Mike wants to trim tree on property line
Mike: I bought a house in Sanford three years ago. We have a tree that is on a property line, that’s an ear tree. It’s rather large tree, and what’s happening is it’s I’m starting to notice some cracks in my block, and I cannot access the back yard. It is on the side where I access backyard to park my trailers. What kind of liability do I have if I start trimming those roots out in order to stop them from continuing growing under my foundation?
Attorney Tom Olsen: Well, Mike, let’s start with this. An ear tree is just a big weed, it is an ugly, messy tree. So why don’t you get your neighbor, and you guys split the cost and just cut the thing down?
Mike: Okay, well, we have differences on this issue. He doesn’t want to do anything with it.

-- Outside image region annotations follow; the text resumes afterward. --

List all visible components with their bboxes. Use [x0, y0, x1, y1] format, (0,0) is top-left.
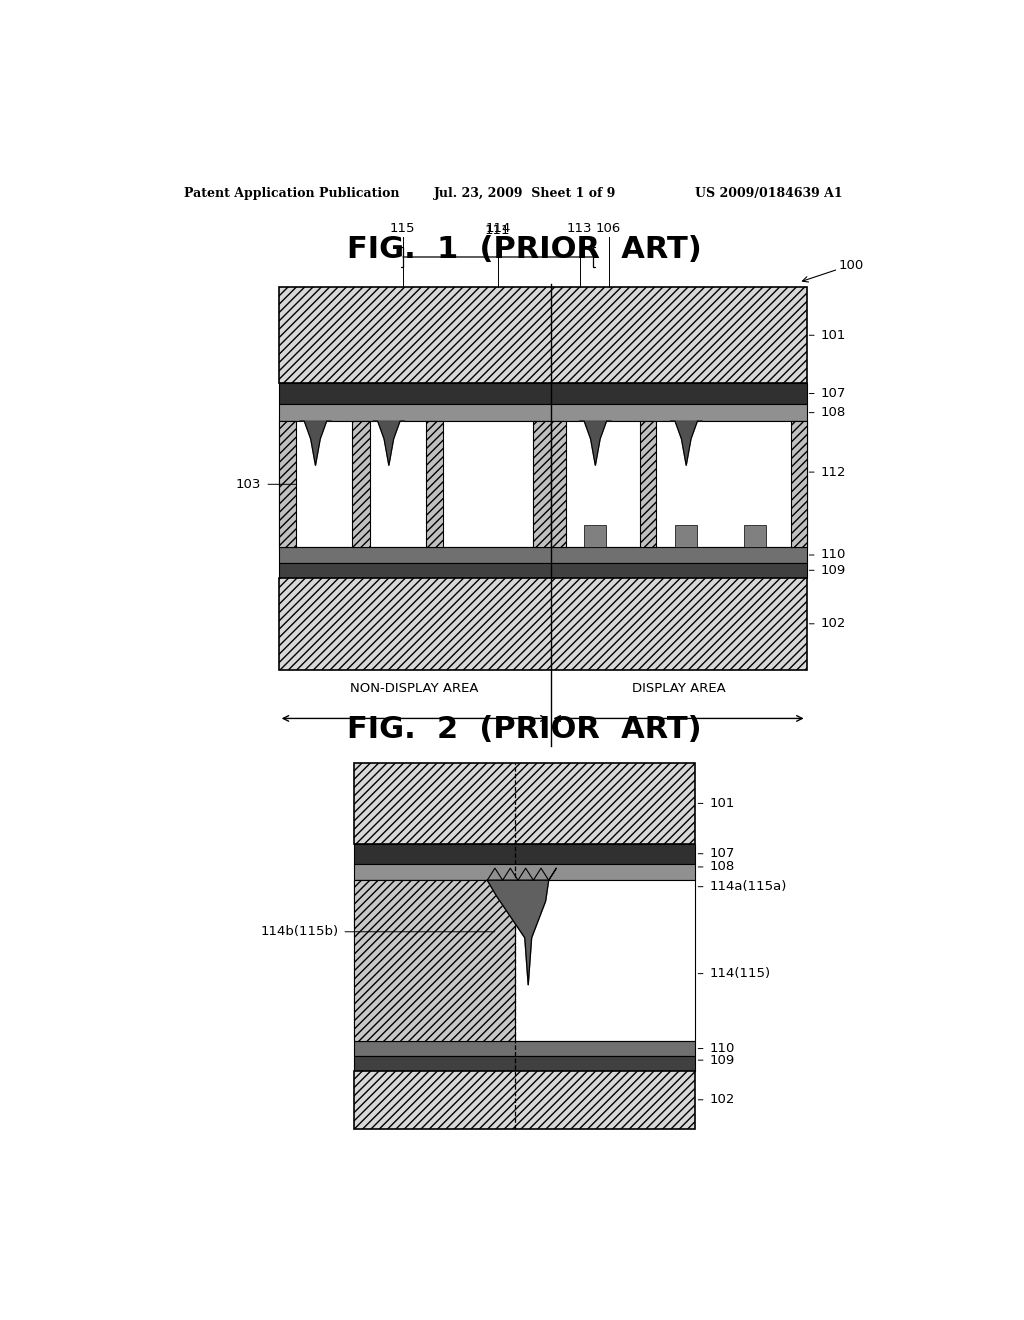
- Text: 101: 101: [710, 797, 735, 810]
- Text: 110: 110: [710, 1041, 735, 1055]
- Polygon shape: [300, 421, 332, 466]
- Bar: [279, 421, 807, 548]
- Bar: [640, 421, 655, 548]
- Text: 100: 100: [839, 259, 863, 272]
- Bar: [585, 524, 606, 548]
- Text: 112: 112: [821, 466, 846, 479]
- Text: NON-DISPLAY AREA: NON-DISPLAY AREA: [350, 682, 479, 696]
- Text: US 2009/0184639 A1: US 2009/0184639 A1: [695, 187, 843, 201]
- Text: 102: 102: [710, 1093, 735, 1106]
- Text: 111: 111: [485, 223, 511, 236]
- Text: DISPLAY AREA: DISPLAY AREA: [632, 682, 725, 696]
- Text: 106: 106: [596, 222, 622, 235]
- Text: 114b(115b): 114b(115b): [260, 925, 338, 939]
- Bar: [354, 843, 695, 863]
- Bar: [551, 421, 566, 548]
- Bar: [426, 421, 443, 548]
- Text: 114a(115a): 114a(115a): [710, 880, 787, 894]
- Bar: [354, 1041, 695, 1056]
- Text: 108: 108: [710, 861, 735, 874]
- Bar: [354, 1056, 695, 1071]
- Text: Jul. 23, 2009  Sheet 1 of 9: Jul. 23, 2009 Sheet 1 of 9: [433, 187, 615, 201]
- Text: 109: 109: [821, 564, 846, 577]
- Text: 109: 109: [710, 1053, 735, 1067]
- Text: 103: 103: [236, 478, 261, 491]
- Bar: [354, 1071, 695, 1129]
- Bar: [279, 421, 296, 548]
- Bar: [675, 524, 697, 548]
- Polygon shape: [373, 421, 404, 466]
- Text: 110: 110: [821, 549, 846, 561]
- Text: 101: 101: [821, 329, 846, 342]
- Text: 114: 114: [485, 222, 511, 235]
- Polygon shape: [671, 421, 702, 466]
- Bar: [354, 863, 695, 880]
- Text: 114(115): 114(115): [710, 968, 771, 981]
- Bar: [279, 578, 807, 669]
- Text: 108: 108: [821, 407, 846, 420]
- Bar: [279, 288, 807, 383]
- Text: 102: 102: [821, 618, 846, 630]
- Text: 107: 107: [821, 387, 846, 400]
- Text: Patent Application Publication: Patent Application Publication: [183, 187, 399, 201]
- Bar: [279, 383, 807, 404]
- Polygon shape: [580, 421, 611, 466]
- Text: FIG.  1  (PRIOR  ART): FIG. 1 (PRIOR ART): [347, 235, 702, 264]
- Bar: [744, 524, 766, 548]
- Bar: [279, 548, 807, 562]
- Bar: [534, 421, 551, 548]
- Text: 113: 113: [567, 222, 592, 235]
- Bar: [791, 421, 807, 548]
- Polygon shape: [487, 880, 549, 985]
- Bar: [354, 880, 515, 1041]
- Text: 115: 115: [390, 222, 416, 235]
- Bar: [352, 421, 370, 548]
- Bar: [354, 880, 695, 1041]
- Bar: [279, 562, 807, 578]
- Text: 107: 107: [710, 847, 735, 861]
- Bar: [354, 763, 695, 843]
- Bar: [279, 404, 807, 421]
- Text: FIG.  2  (PRIOR  ART): FIG. 2 (PRIOR ART): [347, 715, 702, 744]
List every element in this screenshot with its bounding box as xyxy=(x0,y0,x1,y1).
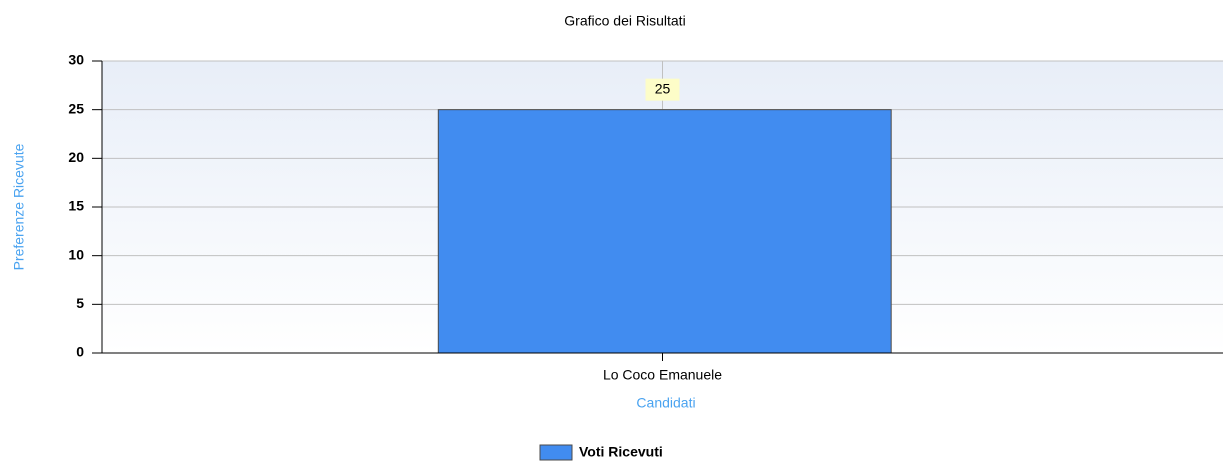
y-tick-label: 15 xyxy=(68,198,84,214)
legend-label: Voti Ricevuti xyxy=(579,444,663,460)
y-axis-label: Preferenze Ricevute xyxy=(11,143,27,270)
data-label-box xyxy=(645,78,680,101)
x-axis-label: Candidati xyxy=(636,395,695,411)
y-tick-label: 20 xyxy=(68,149,84,165)
y-tick-label: 25 xyxy=(68,100,84,116)
data-label: 25 xyxy=(655,80,671,96)
y-tick-label: 0 xyxy=(76,344,84,360)
y-tick-label: 5 xyxy=(76,295,84,311)
chart-title: Grafico dei Risultati xyxy=(564,13,685,29)
y-tick-label: 30 xyxy=(68,52,84,68)
bar xyxy=(437,109,892,354)
x-tick-label: Lo Coco Emanuele xyxy=(603,367,722,383)
legend-swatch xyxy=(539,444,573,461)
y-tick-label: 10 xyxy=(68,246,84,262)
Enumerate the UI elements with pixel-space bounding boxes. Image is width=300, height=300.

Attorney Tom Olsen: So Mike, you have the right to trim any roots or branches that come over your property line. However, it must be reasonable. So if you’re telling me you’re going to cut the roots, and by the way that’s going to kill the tree, you can’t do that.
Mike: Okay, do I have to notify him in advance of my intentions to trim the tree?
Attorney Tom Olsen: No, the only way you would have to notify him is if you needed to go on his property to do this trimming. As long as you stay on your property, you do not need to give him any notice.
Mike: Okay, so then I go to tree service and find out whether or not, if I do cut these roots, it will kill the tree. What happens if I do cut the roots, I’m able to do it without killing the tree, and then we have a hurricane, and the tree falls on his house?
Attorney Tom Olsen: Well, if he can prove that because you cut those roots, that tree fell over on his house, you would be liable again, Mike.
Mike: Okay, that sounds good, I appreciate it.